Because he couldn’t feel it anymore.
Or perhaps he could feel it, but so faintly, so distant, that he didn’t know if it was real or if his mind was manufacturing something to keep itself from shattering entirely. The books he had read in Brody’s library spoke of this: how the bond between fated mates could be perceived across a distance like a pulse, like an echo of the other’s heartbeat. Ren searched for that echo inside himself and found silence. A silence that could mean distance or could mean death.
He dug his nails into his forearms.
The darkness was complete when he heard footsteps in the hallway. Several pairs of feet. The lock turned with a metallic click that resonated through the empty room, and the door swung open, letting in a strip of yellow light that cut into his eyes.
“Good evening.”
Reznov’s voice. Soft, measured, like a late-night radio presenter. Ren didn’t lift his head. He kept his eyes fixed on an undefined point on the floor, between his own bare feet and the leg of the bedside table.
Reznov entered, followed by an enormous man, broader than he was tall, with the thick neck of a bull and hands the size of fryingpans. The man carried a tray in one hand and a small bundle of clothing in the other.
“Sergei,” said Reznov, gesturing toward the guard with an elegant movement of his wrist, “will be your shadow from now on. He speaks nothing but Russian and has strict orders never to address you under any circumstances, so save yourself the effort of trying anything with him.”
Sergei crossed the room with heavy steps. He set the folded clothes on the bathroom counter through the open door. Then he placed the tray on the bedside table, close enough to Ren that he could smell the bread and something warm, soup, perhaps. His stomach didn’t react.
Reznov leaned against the doorframe with his arms crossed. He was wearing a dark suit without a tie, his shirt collar open, a gold watch on his wrist that caught the light from the hallway.
“You should shower. You have blood on your face and in your hair.” A pause. “And eat. You’re no use to anyone starved.”
Ren didn’t turn his head. Didn’t blink. He kept his gaze fixed on the same point on the floor as though he had found something fascinating there, something that deserved his complete attention. The air entered and left through his nose with a mechanical regularity that required no conscious participation on his part.
Reznov waited. Ten seconds. Twenty. The silence thickened between them until it was almost tangible.
“As you wish.”
His tone didn’t change. He didn’t grow angry, didn’t insist, didn’t threaten. He simply straightened from the doorframe, smoothed his lapel with an automatic gesture, and stepped out into the hallway. Sergei followed. The door closed.
The lock.
That sound. That definitive click of metal against metal that separated the world outside from the one within. Ren knew it the way he knew the sound of his own breathing.

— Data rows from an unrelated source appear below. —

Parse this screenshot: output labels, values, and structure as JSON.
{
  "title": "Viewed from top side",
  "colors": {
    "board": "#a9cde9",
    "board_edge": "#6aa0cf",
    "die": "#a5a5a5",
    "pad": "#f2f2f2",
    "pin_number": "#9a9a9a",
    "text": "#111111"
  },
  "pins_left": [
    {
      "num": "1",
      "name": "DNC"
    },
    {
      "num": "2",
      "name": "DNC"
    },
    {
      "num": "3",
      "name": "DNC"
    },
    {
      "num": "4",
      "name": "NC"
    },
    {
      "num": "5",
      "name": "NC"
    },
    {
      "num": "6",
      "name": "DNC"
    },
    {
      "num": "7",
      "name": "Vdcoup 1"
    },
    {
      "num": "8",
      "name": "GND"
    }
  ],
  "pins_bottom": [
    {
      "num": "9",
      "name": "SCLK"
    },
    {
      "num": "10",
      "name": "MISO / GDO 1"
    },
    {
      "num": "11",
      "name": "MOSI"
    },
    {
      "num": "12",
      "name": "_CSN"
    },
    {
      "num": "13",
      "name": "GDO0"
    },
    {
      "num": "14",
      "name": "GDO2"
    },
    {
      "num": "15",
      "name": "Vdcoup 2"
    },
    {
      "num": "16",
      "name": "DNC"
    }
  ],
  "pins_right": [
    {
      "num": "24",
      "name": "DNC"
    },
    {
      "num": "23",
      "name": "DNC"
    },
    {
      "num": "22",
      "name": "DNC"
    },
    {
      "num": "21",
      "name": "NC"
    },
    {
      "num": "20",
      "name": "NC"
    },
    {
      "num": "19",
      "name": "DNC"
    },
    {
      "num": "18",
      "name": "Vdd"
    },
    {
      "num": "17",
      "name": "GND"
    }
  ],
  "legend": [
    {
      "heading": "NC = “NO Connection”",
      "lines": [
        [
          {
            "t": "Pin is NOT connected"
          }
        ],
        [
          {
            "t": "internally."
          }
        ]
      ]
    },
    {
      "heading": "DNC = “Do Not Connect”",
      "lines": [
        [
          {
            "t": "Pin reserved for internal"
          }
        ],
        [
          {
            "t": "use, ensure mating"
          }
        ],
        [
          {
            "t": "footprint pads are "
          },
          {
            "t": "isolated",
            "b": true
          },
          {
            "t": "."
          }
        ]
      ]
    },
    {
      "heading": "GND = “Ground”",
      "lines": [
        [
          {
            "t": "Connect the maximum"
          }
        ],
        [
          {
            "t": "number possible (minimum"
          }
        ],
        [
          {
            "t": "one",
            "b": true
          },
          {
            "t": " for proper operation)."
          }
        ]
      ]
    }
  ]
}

He had heard it every night for years in Julian Valois’s house, every time his father decided it was time for Ren to stop existing until he was needed again. The click of the lock meant he was not a person, but a possession stored in its box.

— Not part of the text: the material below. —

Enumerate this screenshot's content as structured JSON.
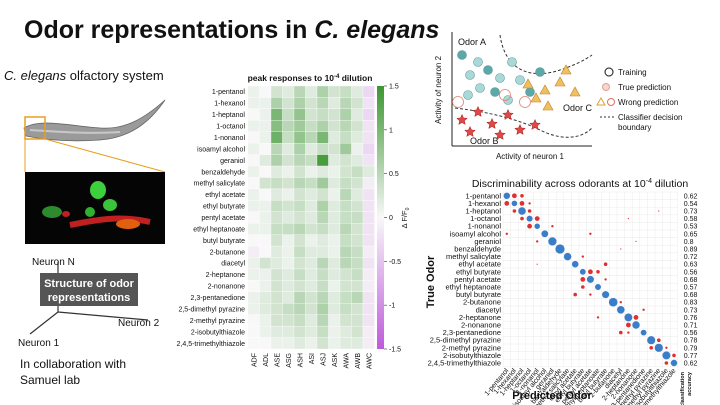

And for weeks in Brody’s mansion there had been no lock. No closed door, no key, no barrier of any kind. Ren moved through the house wherever he wanted, whenever he wanted. He slept with the door unbolted because Brody was beside him and there was nothing outside that room that could come in and be worse than loneliness. And when Ren went out—to the gym or the library or the kitchen at three in the morning because the pregnancy gave him ridiculous cravings—no one barred his way.

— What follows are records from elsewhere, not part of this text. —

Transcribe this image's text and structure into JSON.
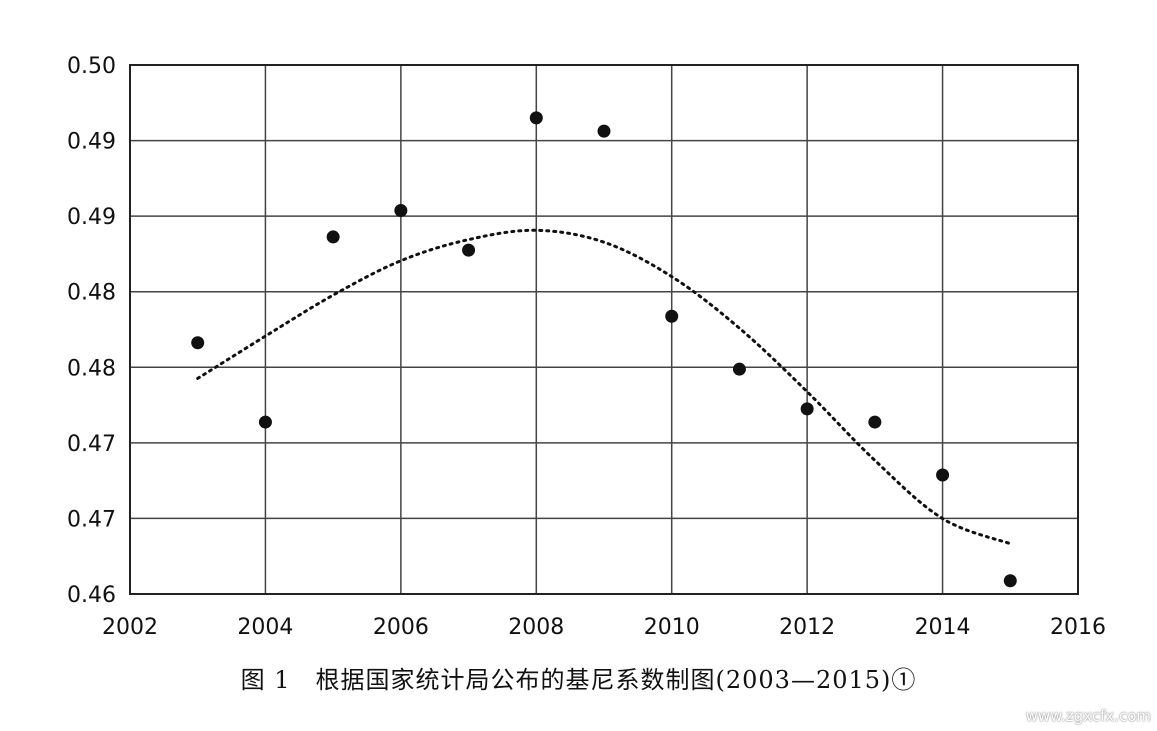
{
  "chart_data": {
    "type": "scatter",
    "title": "",
    "xlabel": "",
    "ylabel": "",
    "xlim": [
      2002,
      2016
    ],
    "ylim": [
      0.46,
      0.5
    ],
    "x_ticks": [
      "2002",
      "2004",
      "2006",
      "2008",
      "2010",
      "2012",
      "2014",
      "2016"
    ],
    "y_ticks": [
      "0.46",
      "0.47",
      "0.47",
      "0.48",
      "0.48",
      "0.49",
      "0.49",
      "0.50"
    ],
    "grid": true,
    "series": [
      {
        "kind": "points",
        "x": [
          2003,
          2004,
          2005,
          2006,
          2007,
          2008,
          2009,
          2010,
          2011,
          2012,
          2013,
          2014,
          2015
        ],
        "y": [
          0.479,
          0.473,
          0.487,
          0.489,
          0.486,
          0.496,
          0.495,
          0.481,
          0.477,
          0.474,
          0.473,
          0.469,
          0.461
        ]
      },
      {
        "kind": "trendline",
        "style": "dotted",
        "x": [
          2003,
          2004,
          2005,
          2006,
          2007,
          2008,
          2009,
          2010,
          2011,
          2012,
          2013,
          2014,
          2015
        ],
        "y": [
          0.4763,
          0.4795,
          0.4826,
          0.4852,
          0.4868,
          0.4875,
          0.4866,
          0.484,
          0.4801,
          0.4753,
          0.4701,
          0.4657,
          0.4638
        ]
      }
    ]
  },
  "caption": "图 1　根据国家统计局公布的基尼系数制图(2003—2015)①",
  "watermark": "www.zgxcfx.com"
}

Brody had taken away the locks.
And now he was dead.
The thought struck him with the force of something new, though it wasn’t. He had been thinking it for hours, turning it over, chewing it without swallowing it. But saying it inside his head with those exact words—Brody is dead—made something fracture in his chest differently to the fractures before.
“Idiot,” he whispered.
The word came out without air behind it, barely a movement of his lips.
“You fucking idiot.”
Louder. His fists clenched on his knees.
“You let yourself get killed.”
His voice bounced off the white walls of that room that smelled of industrial detergent and came back to him distorted, smaller, and more broken than he had intended.
Because that was the unforgivable thing. Not that Reznov had captured him. Not that his father had sold him. Not that the world’s design allowed alphas, who thought they owned everything, to exchange omegas as currency. The unforgivable thing was that Brody Kovac had shown him what it felt like not to be afraid and then had let himself be shot through the chest for not having protected himself better, for not having been faster, for not having seen the bullet coming.
He had given him hope. That was the unforgivable thing. He had told him that he would be there. He had promised with his actions and his pheromones and his body wrapped around Ren’s each night that there was a future without locks. And Ren, fool that he was, had believed him. Had stopped fighting the bond. Had opened his hands and released his rage and allowed himself to want something, to desire something, to need someone.